Die Aktivisten nutzen die Besetzung, um unter Wasser den Zuchtlachs zu filmen. Sie finden an diesem Tag neben vielen gesunden Fische auch solche, die krank aussehen – so wie diese. Alex Morton untersucht das Bildmaterial danach an Bord des Begleitschiffes: "Ich sehe das Material zum ersten Mal. Der hat da eine große Schwellung, ich kann nicht genau sagen, woher die kommt, ob das ein Tumor ist oder das von einem Virus stammt."

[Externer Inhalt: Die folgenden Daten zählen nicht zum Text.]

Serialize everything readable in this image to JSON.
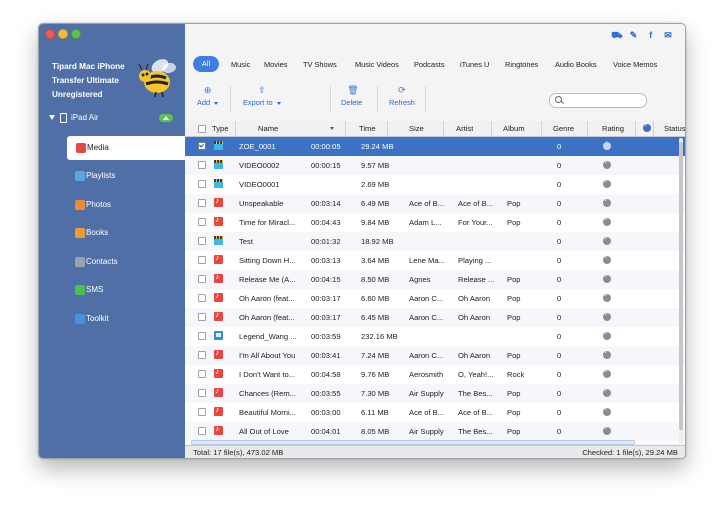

Dann zeigt uns Alex Morton Bilder von offenbar kranken Fisch, den die Umweltaktivisten auf anderen Fischfarmen gedreht hatten. Marine Harvest sagt, die kranken Fische würden entfernt; nur gesunder Lachs erreiche den Verbraucher.
Alex Morton: "Wenn es um ihren Ruf geht, dann tritt Marine Harvest aggressiv auf. Das ist meine Erfahrung."
Protest in der Fischzucht
Die Besetzer hängen ein Protest Plakat auf: Hat dieser Fisch den Reovirus? Der Reovirus schwächt die Fische nachhaltig. Marine Harvest schickte Mitarbeiter los, um das Plakat zu entfernen. Morina Dawson versucht einzugreifen, das Plakat sei Eigentum der First Nations und dürfe nicht mitgenommen werden. Ein Mitarbeiter von Marine Harvest reagiert: "Wir nehmen es nicht mit, aber es muss abgehängt werden. Das geht einfach zu weit."
Dem ARD Team droht Marine Harvest mit Strafverfolgung, weil es ohne Genehmigung den Protest auf den Fischfarmen gedreht habe. Im Übrigen sei das, was Alex Morton behaupte, wissenschaftlich nicht haltbar.
Das sieht der frischgewählte Premierminister der Provinz British Columbia Horgan erheblich differenzierter: Er ist nach Alert Bay in das kulturelle Zentrum der Stämme gekommen. Ohne die Einwilligung der Regierung können die Fischfarmen nicht operieren. Und die versammelten Häuptlinge fordern von ihm eindringlich einen Kurswechsel. John Horgan, Ministerpräsident von British Columbia: "Ich bin zu ihnen gekommen, damit wir gemeinsam arbeiten und eine Lösung finden, um unseren pazifischen Wildlachs zu schützen und zwar für immer."
Gut möglich, dass den Fischfarmen bald die Lizenzen entzogen werden. Es wäre ein großer Erfolg für die Umweltaktivistin Alex Morton.